Bandung, IDN Times - Anggota Komisi I DPR RI dari Fraksi PKB, Oleh Soleh meminta Kementerian Komunikasi dan Digital (Komdigi) membuat regulasi pembatasan gadget dan internet bagi anak-anak. Hal itu berkaitan dengan dampak negatif dari bermain game online.
Legislator asal Jawa Barat ini mengatakan, berdasarkan informasi yang ia himpun, ada 3.000 anak di Jawa Timur yang melakukan terapi di RSJ karena kecanduan gadget dan game online.
Kemudian, beberapa perusahaan yang memutus kontrak generasi milenial dan Z karena produktivitas, loyalitas, dan pola kerja yang tidak sesuai dengan standar.
"Konon itu setelah di-spill, mereka adalah akibat dari banyaknya main game (online)," kata Soleh saat rapat perdana dengan Kondigi di Gedung MPR/DPR/DPD RI, Senayan, Jakarta, dikutip Rabu (6/11/2024).
1. Permen harus segera dibentuk

Selain itu, dirinya mendapatkan aspirasi dari para kiai maupun para pendidik tingkat PAUD yang mengeluhkan tingkah laku anak-anak. Sebab, kondisi anak-anak saat ini sulit diarahkan bahkan cenderung melawan. Hal itu dirasakannya berkaitan dengan kecanduan main game online.

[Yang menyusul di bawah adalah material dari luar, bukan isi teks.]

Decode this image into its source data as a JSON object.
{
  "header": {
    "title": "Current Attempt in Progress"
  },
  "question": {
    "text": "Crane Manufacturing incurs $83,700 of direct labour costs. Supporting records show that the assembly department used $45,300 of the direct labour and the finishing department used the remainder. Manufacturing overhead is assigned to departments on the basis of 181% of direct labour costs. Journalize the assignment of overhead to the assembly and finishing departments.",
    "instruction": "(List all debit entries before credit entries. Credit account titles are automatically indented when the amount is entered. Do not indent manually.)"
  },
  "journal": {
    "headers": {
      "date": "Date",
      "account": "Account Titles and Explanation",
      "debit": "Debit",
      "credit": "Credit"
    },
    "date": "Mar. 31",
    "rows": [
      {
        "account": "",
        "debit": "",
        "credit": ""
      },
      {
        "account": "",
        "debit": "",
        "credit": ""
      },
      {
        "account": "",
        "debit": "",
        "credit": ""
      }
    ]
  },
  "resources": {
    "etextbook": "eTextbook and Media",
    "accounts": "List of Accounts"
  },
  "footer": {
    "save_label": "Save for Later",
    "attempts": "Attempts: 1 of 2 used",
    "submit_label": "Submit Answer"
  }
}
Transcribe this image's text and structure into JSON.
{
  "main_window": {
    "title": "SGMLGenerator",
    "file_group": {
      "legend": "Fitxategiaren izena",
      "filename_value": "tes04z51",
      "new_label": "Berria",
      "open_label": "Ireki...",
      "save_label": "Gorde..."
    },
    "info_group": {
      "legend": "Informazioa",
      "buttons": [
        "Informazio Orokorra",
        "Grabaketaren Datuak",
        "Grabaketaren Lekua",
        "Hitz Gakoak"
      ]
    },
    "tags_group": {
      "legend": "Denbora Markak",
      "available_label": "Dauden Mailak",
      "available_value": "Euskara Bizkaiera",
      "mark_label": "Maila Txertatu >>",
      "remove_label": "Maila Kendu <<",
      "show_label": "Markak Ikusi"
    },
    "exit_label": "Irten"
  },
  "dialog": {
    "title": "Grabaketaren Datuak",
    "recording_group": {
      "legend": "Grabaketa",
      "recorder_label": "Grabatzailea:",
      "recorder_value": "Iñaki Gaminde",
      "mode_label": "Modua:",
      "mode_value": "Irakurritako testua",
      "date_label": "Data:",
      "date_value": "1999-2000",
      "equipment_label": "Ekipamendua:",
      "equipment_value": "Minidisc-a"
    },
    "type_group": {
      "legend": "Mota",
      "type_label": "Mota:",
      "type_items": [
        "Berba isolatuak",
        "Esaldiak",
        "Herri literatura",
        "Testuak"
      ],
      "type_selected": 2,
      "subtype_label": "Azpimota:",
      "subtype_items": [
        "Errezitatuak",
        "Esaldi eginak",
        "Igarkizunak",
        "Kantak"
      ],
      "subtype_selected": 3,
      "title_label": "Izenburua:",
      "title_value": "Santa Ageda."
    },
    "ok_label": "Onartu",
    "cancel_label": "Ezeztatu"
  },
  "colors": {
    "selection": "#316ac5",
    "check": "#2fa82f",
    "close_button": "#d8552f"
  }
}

Dengan kondisi ini, Soleh menyarankan kepada Menteri Komdigi, Meutya Hafid agar segera membuat peraturan menteri (Permen) mengenai pembatasan penggunaan gadget dan internet bagi anak.

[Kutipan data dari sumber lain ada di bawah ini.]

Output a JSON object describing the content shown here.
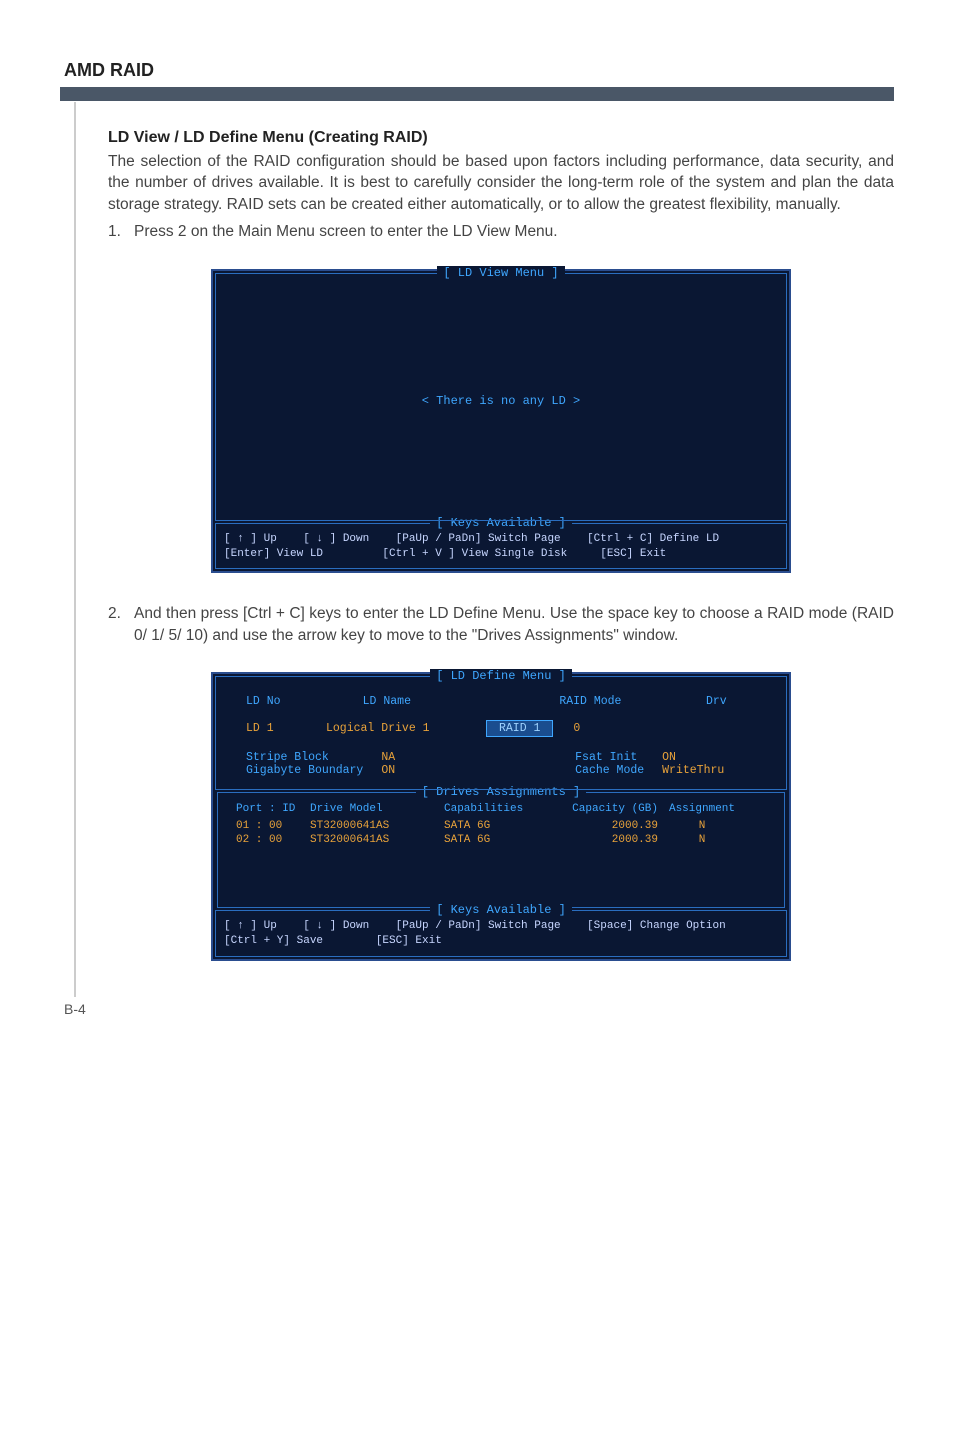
{
  "header": {
    "title": "AMD RAID"
  },
  "section": {
    "title": "LD View / LD Define Menu (Creating RAID)",
    "intro": "The selection of the RAID configuration should be based upon factors including performance, data security, and the number of drives available. It is best to carefully consider the long-term role of the system and plan the data storage strategy. RAID sets can be created either automatically, or to allow the greatest flexibility, manually.",
    "step1_num": "1.",
    "step1_text": "Press 2 on the Main Menu screen to enter the LD View Menu.",
    "step2_num": "2.",
    "step2_text": "And then press [Ctrl + C] keys to enter the LD Define Menu. Use the space key to choose a RAID mode (RAID 0/ 1/ 5/ 10) and use the arrow key to move to the \"Drives Assignments\" window."
  },
  "bios1": {
    "title": "[  LD View Menu  ]",
    "message": "<  There is no any LD  >",
    "keys_title": "[ Keys Available ]",
    "line1": "[ ↑ ] Up    [ ↓ ] Down    [PaUp / PaDn] Switch Page    [Ctrl + C] Define LD",
    "line2": "[Enter] View LD         [Ctrl + V ] View Single Disk     [ESC] Exit"
  },
  "bios2": {
    "title": "[  LD Define Menu  ]",
    "ldno_label": "LD No",
    "ldname_label": "LD Name",
    "raidmode_label": "RAID Mode",
    "drv_label": "Drv",
    "ld_num": "LD   1",
    "ld_name": "Logical Drive 1",
    "raid_sel": "RAID 1",
    "drv_val": "0",
    "stripe_label": "Stripe Block",
    "stripe_val": "NA",
    "gig_label": "Gigabyte Boundary",
    "gig_val": "ON",
    "fsat_label": "Fsat Init",
    "fsat_val": "ON",
    "cache_label": "Cache Mode",
    "cache_val": "WriteThru",
    "drives_title": "[  Drives Assignments  ]",
    "dh": {
      "port": "Port  : ID",
      "model": "Drive Model",
      "cap": "Capabilities",
      "capgb": "Capacity (GB)",
      "asg": "Assignment"
    },
    "rows": [
      {
        "port": "01 : 00",
        "model": "ST32000641AS",
        "cap": "SATA 6G",
        "capgb": "2000.39",
        "asg": "N"
      },
      {
        "port": "02 : 00",
        "model": "ST32000641AS",
        "cap": "SATA 6G",
        "capgb": "2000.39",
        "asg": "N"
      }
    ],
    "keys_title": "[ Keys Available ]",
    "line1": "[ ↑ ] Up    [ ↓ ] Down    [PaUp / PaDn] Switch Page    [Space] Change Option",
    "line2": "[Ctrl + Y] Save        [ESC] Exit"
  },
  "footer": {
    "page": "B-4"
  }
}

"Dalam regulasi dalam (program) jangka pendek barangkali bisa sesegera mungkin mengeluarkan Peraturan Kementerian. Regulasi terhadap perlindungan korban dari aspek negatif (dunia digital), pornografi online dan yang lain-lain. Ini harus segera mungkin terutama bagi anak-anak," tuturnya.
2. Harus sejalan dengan target presiden

Soleh menambahkan, hal tersebut harus segera diatasi karena berhubungan dengan program Presiden, Prabowo Subianto tentang peningkatan Intelligence Quotients (IQ) atau kecerdasan intelektual bagi generasi penerus.

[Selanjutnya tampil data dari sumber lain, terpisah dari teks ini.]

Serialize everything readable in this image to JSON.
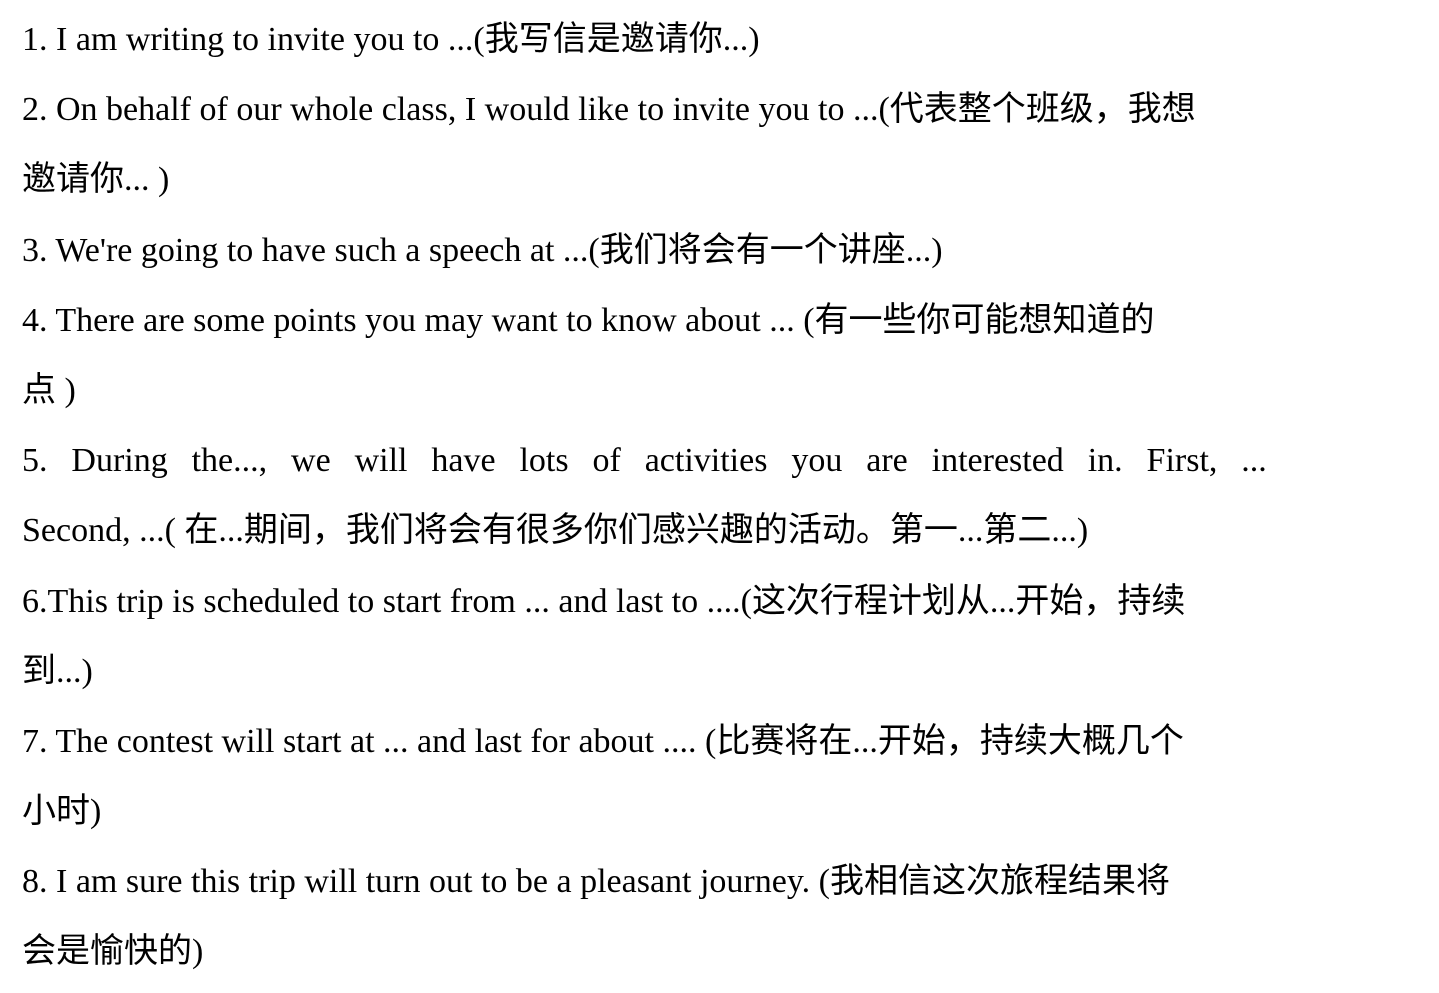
{
  "document": {
    "items": [
      {
        "lines": [
          "1. I am writing to invite you to ...(我写信是邀请你...)"
        ]
      },
      {
        "lines": [
          "2. On behalf of our whole class, I would like to invite you to ...(代表整个班级，我想",
          "邀请你... )"
        ]
      },
      {
        "lines": [
          "3. We're going to have such a speech at ...(我们将会有一个讲座...)"
        ]
      },
      {
        "lines": [
          "4. There are some points you may want to know about ... (有一些你可能想知道的",
          "点 )"
        ]
      },
      {
        "lines": [
          "5. During the..., we will have lots of activities you are interested in. First, ...",
          "Second, ...( 在...期间，我们将会有很多你们感兴趣的活动。第一...第二...)"
        ]
      },
      {
        "lines": [
          "6.This trip is scheduled to start from ... and last to ....(这次行程计划从...开始，持续",
          "到...)"
        ]
      },
      {
        "lines": [
          "7. The contest will start at ... and last for about .... (比赛将在...开始，持续大概几个",
          "小时)"
        ]
      },
      {
        "lines": [
          "8. I am sure this trip will turn out to be a pleasant journey. (我相信这次旅程结果将",
          "会是愉快的)"
        ]
      }
    ]
  }
}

"IQ anak-anak kita di angka 70 sampai 80. Program Pak Prabowo ingin di atas 100. Kalau anak terus dicekoki oleh media-media online yang negatif, rasa-rasanya ini juga tidak akan ada manfaatnya," ucapnya.
Begitu juga program makan bergizi gratis, dikatakannya akan percuma karena sesungguhnya main game online atau pun yang lain-lain ini akan merusak kepribadian dan bahkan mental itu sendiri.
"Selanjutnya pembatasan penggunaan gadget dan internet ini harus dilandasi dengan niat untuk memberikan perlindungan pada anak bangsa untuk menyongsong Indonesia Emas 2045" katanya.
3. Judi online juga harus diberantas

Selain pembatasan penggunaan gawai, Oleh Soleh juga turut menyoroti terkait pemberantasan judi online. Menurutnya, pemberantasan judi online membutuhkan kerja sama yang baik dari semua pemangku kebijakan di Indonesia. Ketika hal itu terjadi, ia meyakini judi online bisa diberantas hingga ke akarnya.
"Saya mengajak semua pihak bersatu untuk memberantas judi online sampai tuntas hingga ke akarnya," katanya.